NS review? What is it?

 

I suggest you to reduce the number of abbreviations and use full names of substances.

 

Finally, I would ask you to explain what is the novelty of this (yours) research?

 

 

Sincerely

Author Response

Dear Sir,

We express our sincere gratitude to you for your interest in the article, the time spent and comments that helped improve the article. We have taken into account almost all your comments. First of all, we corrected all errors in the presentation of abbreviations for the names of nanomaterials. All fixes are highlighted in yellow.

Comments and answers.

1. Line 20: NA is abbreviation of what?

Response: It was an unfortunate typo, changed to NDs (Nanodiamonds)

2. Line 248-249: This is confirmed by the data of fluorescence microscopy with staining of cells with CYTO9 dye (Figure 5, C and D). Please, explain CYTO9 dye?

Response: It was an unfortunate typo, changed in the text to SYTO 9.  SYTO™ 9 Green Fluorescent Nucleic Acid Stain is an excellent green-fluorescent nuclear and chromosome counterstain that is permeant to both prokaryotic and eukaryotic cell membranes.

3. You use a lot of abbreviations that seem confusing in your manuscript. In addition, for many abbreviations, you do not display the full names (CFU, CYTO9, CCMs), and you often make mistakes in specifying the abbreviations (NCMs-Line 340).

Response: I am sorry for typos. All necessary amendments have been done:

Catalytic filamentous carbon (CNF)

Carbon nanomaterials (CNMs)

Colony-forming unit (CFU).   Thus,  0.5 McFarland turbidity standard provides an optical density comparable to the density of a bacterial suspension with a 1.5 x 10^8 colony forming units (CFU/ml).

4. Line 417-418: In conclusion there is sentence: The authors of the NS review suggest that the toxicity dose of CNT IC50 is about 4–5 mg ml-1 h-1.

It is not clear which authors you are talking about in this sentence. If this is information/data from the literature, you must provide the reference.

NS review? What is it? I suggest you to reduce the number of abbreviations and use full names of substances.

Response:  Corrected.

The authors of the review [13], after analyzing a large number of articles, concluded that the toxic dose of CNTs  IC50 is about 4–5 mg ml-1 h-1. Based on our data, we also suggest that the toxicity range of MWCNT-ox is comparable to this value. 

5.Finally, I would ask you to explain what is the novelty of this (yours) research?

Response:  

As for the novelty of this work...

A large number of works have appeared on the antimicrobial effects of CNMs. But in the vast majority of studies, the authors study only one type of CNM. All these studies were carried out using completely different methods, and in some cases the conclusions contradict each other. In our study, we took a systemic set of CNMs and compared the antimicrobial effects using a single, and in our opinion, the simplest and most reliable method (excluding any instrument errors) - the method of seeding on nutrient agar in Petri dishes, in which the ability of microorganisms to form colonies is visually visible. The experiment on antimicrobial effects was confirmed by microscopic images.
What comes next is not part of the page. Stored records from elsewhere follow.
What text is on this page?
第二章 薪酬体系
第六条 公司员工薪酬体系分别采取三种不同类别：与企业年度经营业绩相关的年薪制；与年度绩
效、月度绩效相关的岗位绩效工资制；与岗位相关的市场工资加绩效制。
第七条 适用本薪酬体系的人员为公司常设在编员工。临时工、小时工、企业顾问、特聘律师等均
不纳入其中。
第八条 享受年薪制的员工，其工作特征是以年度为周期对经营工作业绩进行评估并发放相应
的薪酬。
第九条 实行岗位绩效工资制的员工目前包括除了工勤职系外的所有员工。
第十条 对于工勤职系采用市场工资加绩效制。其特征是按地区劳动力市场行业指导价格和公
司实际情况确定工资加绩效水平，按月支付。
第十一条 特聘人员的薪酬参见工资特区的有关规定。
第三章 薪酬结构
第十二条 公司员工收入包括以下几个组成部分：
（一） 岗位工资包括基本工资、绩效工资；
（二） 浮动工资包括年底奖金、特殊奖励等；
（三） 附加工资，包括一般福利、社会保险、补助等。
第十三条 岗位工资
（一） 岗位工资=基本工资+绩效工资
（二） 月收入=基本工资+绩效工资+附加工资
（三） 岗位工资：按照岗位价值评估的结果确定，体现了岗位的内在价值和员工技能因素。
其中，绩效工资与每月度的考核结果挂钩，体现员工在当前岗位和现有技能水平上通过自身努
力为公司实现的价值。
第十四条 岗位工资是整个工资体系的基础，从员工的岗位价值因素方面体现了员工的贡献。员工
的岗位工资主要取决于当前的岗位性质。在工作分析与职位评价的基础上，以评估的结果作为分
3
In addition, in most previously published works, studies are carried out exclusively in water. Water is an ideal environment for the experiment, since in it, in the time range chosen by the experiment, both reproduction and death of bacteria are excluded, and at the same time, there is no effect of impurities on the structure and properties of nanomaterials. We conducted studies both in water and in nutrient broth, showing the dependence of antimicrobial effects on the composition of the solutions.

It has been established that the presence of a nutrient medium largely suppresses the antibacterial properties of CNMs, which indicates the need to develop antibacterial systems using several components. At the same time, the identified CNMs with a high bactericidal effect can also be used as components of air-cleaning devices, membranes, antibacterial fabric materials and polymer coatings, where the influence of liquid media is significantly limited.

We have included appropriate corrections to the conclusion.

All corrections marked in yellow.

Round 2

Reviewer 1 Report

The Authors properly answered/commented all the points raised by the Reviewer.